Литмир - Электронная Библиотека

– Ты такая красивая – как всегда, – сказал он вместо этого. – Время тебя не изменило.

– Это обман света, – отозвалась она, подходя к нему и протягивая руки. – Мне кажется, я прожила много жизней, и все они оставили следы на моем лице.

Теперь, когда она была совсем близко, он взял ее руки в свои и понял, что она права. Но даже если жизнь и была жестока к ней, она вознаградила ее тем, что Поппи была неподвластна времени; она стала даже еще красивее, чем когда была девушкой.

– Я никогда не думал, что могу быть так счастлив когда-либо, – сказал он просто.

– И я тоже.

Она подошла еще ближе, и он ощутил знакомый запах гардений, когда их губы встретились.

Поппи отвернулась, спрятав лицо у него на плече.

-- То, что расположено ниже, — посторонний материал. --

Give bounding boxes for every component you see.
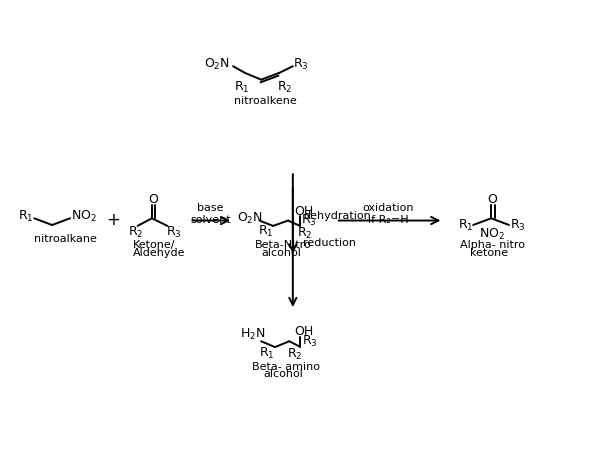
Text: R$_3$: R$_3$ bbox=[509, 217, 526, 233]
Text: base
solvent: base solvent bbox=[190, 203, 231, 225]
Text: alcohol: alcohol bbox=[261, 248, 301, 258]
Text: alcohol: alcohol bbox=[263, 369, 303, 379]
Text: R$_1$: R$_1$ bbox=[235, 80, 250, 95]
Text: R$_2$: R$_2$ bbox=[128, 225, 143, 240]
Text: OH: OH bbox=[294, 205, 313, 218]
Text: Aldehyde: Aldehyde bbox=[133, 248, 185, 258]
Text: R$_1$: R$_1$ bbox=[458, 217, 474, 233]
Text: ketone: ketone bbox=[470, 248, 508, 258]
Text: H$_2$N: H$_2$N bbox=[240, 327, 266, 342]
Text: R$_3$: R$_3$ bbox=[293, 57, 308, 72]
Text: nitroalkene: nitroalkene bbox=[235, 96, 297, 106]
Text: R$_2$: R$_2$ bbox=[297, 226, 313, 242]
Text: R$_3$: R$_3$ bbox=[166, 225, 181, 240]
Text: NO$_2$: NO$_2$ bbox=[71, 209, 97, 225]
Text: O$_2$N: O$_2$N bbox=[237, 211, 263, 226]
Text: R$_3$: R$_3$ bbox=[302, 334, 317, 349]
Text: Ketone/: Ketone/ bbox=[133, 240, 175, 250]
Text: Beta-Nitro: Beta-Nitro bbox=[255, 240, 312, 250]
Text: oxidation
if R₂=H: oxidation if R₂=H bbox=[362, 203, 414, 225]
Text: NO$_2$: NO$_2$ bbox=[479, 227, 505, 243]
Text: O: O bbox=[488, 194, 497, 207]
Text: R$_1$: R$_1$ bbox=[258, 224, 274, 239]
Text: reduction: reduction bbox=[303, 238, 356, 248]
Text: R$_2$: R$_2$ bbox=[287, 347, 302, 362]
Text: O$_2$N: O$_2$N bbox=[205, 57, 230, 72]
Text: R$_1$: R$_1$ bbox=[18, 209, 34, 225]
Text: O: O bbox=[148, 193, 158, 206]
Text: R$_3$: R$_3$ bbox=[301, 213, 317, 228]
Text: R$_1$: R$_1$ bbox=[259, 346, 275, 361]
Text: dehydration: dehydration bbox=[303, 211, 371, 221]
Text: Alpha- nitro: Alpha- nitro bbox=[460, 240, 525, 250]
Text: +: + bbox=[106, 211, 120, 229]
Text: OH: OH bbox=[294, 325, 313, 338]
Text: nitroalkane: nitroalkane bbox=[34, 234, 97, 244]
Text: Beta- amino: Beta- amino bbox=[252, 362, 320, 372]
Text: R$_2$: R$_2$ bbox=[277, 80, 293, 95]
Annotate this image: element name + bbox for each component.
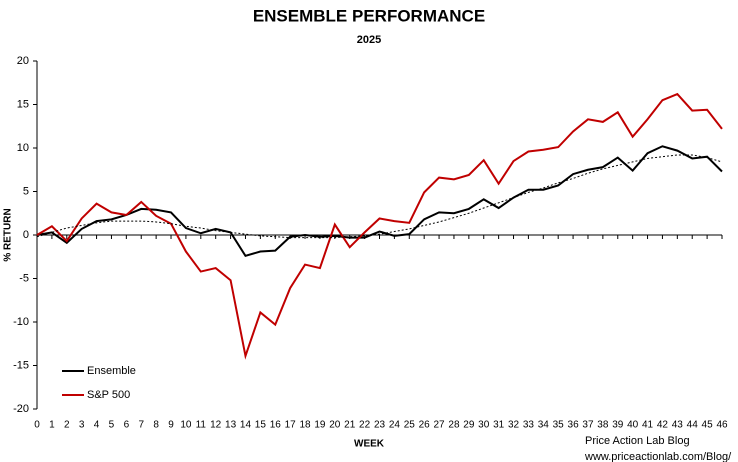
x-tick-label: 17 (285, 420, 297, 431)
x-tick-label: 4 (94, 420, 100, 431)
x-tick-label: 3 (79, 420, 85, 431)
x-tick-label: 14 (240, 420, 252, 431)
x-tick-label: 26 (419, 420, 431, 431)
y-tick-label: -20 (13, 403, 29, 415)
x-tick-label: 21 (344, 420, 356, 431)
x-tick-label: 32 (508, 420, 520, 431)
x-tick-label: 7 (138, 420, 144, 431)
legend-label: Ensemble (87, 365, 136, 377)
x-tick-label: 22 (359, 420, 371, 431)
chart-title: ENSEMBLE PERFORMANCE (253, 6, 485, 25)
x-tick-label: 45 (702, 420, 714, 431)
x-tick-label: 2 (64, 420, 70, 431)
x-tick-label: 29 (463, 420, 475, 431)
legend-label: S&P 500 (87, 389, 130, 401)
x-tick-label: 23 (374, 420, 386, 431)
x-tick-label: 15 (255, 420, 267, 431)
y-tick-label: -15 (13, 359, 29, 371)
x-tick-label: 5 (109, 420, 115, 431)
y-tick-label: 0 (23, 229, 29, 241)
x-tick-label: 46 (716, 420, 728, 431)
x-tick-label: 10 (180, 420, 192, 431)
y-tick-label: -5 (19, 272, 29, 284)
x-tick-label: 31 (493, 420, 505, 431)
x-tick-label: 28 (448, 420, 460, 431)
x-tick-label: 35 (553, 420, 565, 431)
y-tick-label: 5 (23, 185, 29, 197)
x-tick-label: 13 (225, 420, 237, 431)
x-tick-label: 37 (582, 420, 594, 431)
y-tick-label: 15 (17, 98, 29, 110)
x-tick-label: 8 (153, 420, 159, 431)
trend-line (36, 154, 723, 239)
x-tick-label: 18 (299, 420, 311, 431)
x-tick-label: 30 (478, 420, 490, 431)
x-axis-label: WEEK (354, 439, 385, 450)
y-axis-label: % RETURN (3, 208, 14, 261)
x-tick-label: 39 (612, 420, 624, 431)
x-tick-label: 43 (672, 420, 684, 431)
series-line (36, 145, 723, 258)
annotation: www.priceactionlab.com/Blog/ (584, 451, 732, 462)
x-tick-label: 33 (523, 420, 535, 431)
x-tick-label: 20 (329, 420, 341, 431)
x-tick-label: 25 (404, 420, 416, 431)
y-tick-label: -10 (13, 316, 29, 328)
x-tick-label: 12 (210, 420, 222, 431)
x-tick-label: 19 (314, 420, 326, 431)
x-tick-label: 1 (49, 420, 55, 431)
x-tick-label: 0 (34, 420, 40, 431)
x-tick-label: 24 (389, 420, 401, 431)
x-tick-label: 16 (270, 420, 282, 431)
x-tick-label: 27 (434, 420, 446, 431)
series-line (36, 92, 723, 360)
y-tick-label: 20 (17, 55, 29, 67)
x-tick-label: 41 (642, 420, 654, 431)
x-tick-label: 38 (597, 420, 609, 431)
x-tick-label: 34 (538, 420, 550, 431)
x-tick-label: 6 (124, 420, 130, 431)
annotation: Price Action Lab Blog (585, 435, 690, 447)
x-tick-label: 40 (627, 420, 639, 431)
x-tick-label: 11 (196, 420, 207, 431)
y-tick-label: 10 (17, 142, 29, 154)
chart-subtitle: 2025 (357, 34, 381, 46)
x-tick-label: 36 (568, 420, 580, 431)
x-tick-label: 44 (687, 420, 699, 431)
x-tick-label: 42 (657, 420, 669, 431)
x-tick-label: 9 (168, 420, 174, 431)
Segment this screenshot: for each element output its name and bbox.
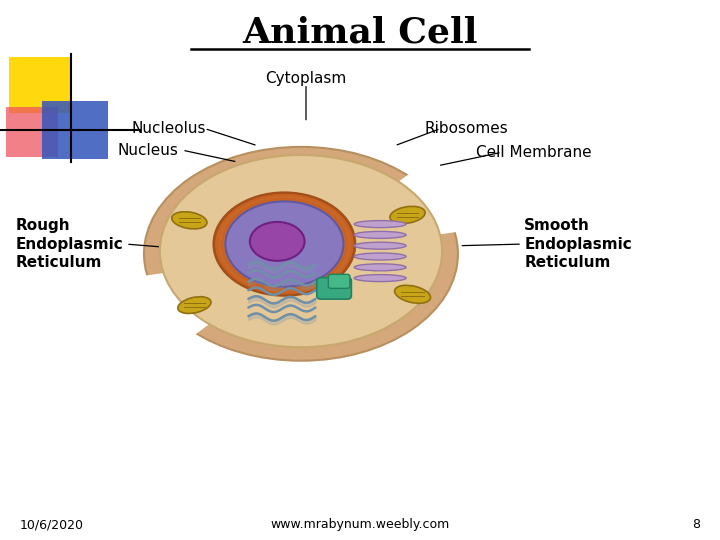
Ellipse shape: [354, 242, 406, 249]
Text: 8: 8: [692, 518, 700, 531]
Text: Ribosomes: Ribosomes: [425, 121, 508, 136]
Ellipse shape: [178, 296, 211, 314]
Ellipse shape: [250, 222, 305, 261]
Text: Nucleolus: Nucleolus: [132, 121, 207, 136]
FancyBboxPatch shape: [317, 278, 351, 299]
Ellipse shape: [160, 155, 442, 347]
Polygon shape: [301, 172, 462, 254]
Ellipse shape: [395, 285, 431, 303]
Text: Animal Cell: Animal Cell: [242, 16, 478, 49]
Ellipse shape: [354, 264, 406, 271]
Polygon shape: [140, 254, 301, 337]
Ellipse shape: [160, 155, 442, 347]
Text: Cell Membrane: Cell Membrane: [477, 145, 592, 160]
Bar: [6, 107, 58, 157]
Ellipse shape: [354, 253, 406, 260]
Ellipse shape: [354, 231, 406, 238]
Text: Nucleus: Nucleus: [117, 143, 178, 158]
Text: 10/6/2020: 10/6/2020: [20, 518, 84, 531]
FancyBboxPatch shape: [328, 274, 350, 288]
Ellipse shape: [214, 193, 355, 295]
Ellipse shape: [354, 274, 406, 281]
Ellipse shape: [225, 201, 343, 287]
Ellipse shape: [354, 220, 406, 227]
Ellipse shape: [144, 147, 458, 361]
Text: www.mrabynum.weebly.com: www.mrabynum.weebly.com: [271, 518, 449, 531]
Bar: [9, 57, 72, 113]
Text: Rough
Endoplasmic
Reticulum: Rough Endoplasmic Reticulum: [16, 218, 124, 270]
Bar: [42, 101, 108, 159]
Ellipse shape: [390, 206, 425, 224]
Text: Smooth
Endoplasmic
Reticulum: Smooth Endoplasmic Reticulum: [524, 218, 632, 270]
Text: Cytoplasm: Cytoplasm: [266, 71, 346, 86]
Ellipse shape: [172, 212, 207, 229]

– Я пришла не для того, чтобы сказать тебе это, – прошептала она, – но теперь я совершенно уверена, что никогда по-настоящему не любила никого – только тебя, Франко. Это всегда был ты… только ты.

Он нежно гладил ее волосы.

– Слишком поздно для нас, – проговорил он тихо. – Было слишком поздно всегда. Это было невозможно с самого начала. Ничего не изменилось, Поппи. И никогда не изменится.

Она кивнула.

– Я знаю. Я просто рада быть здесь с тобой… хоть ненадолго.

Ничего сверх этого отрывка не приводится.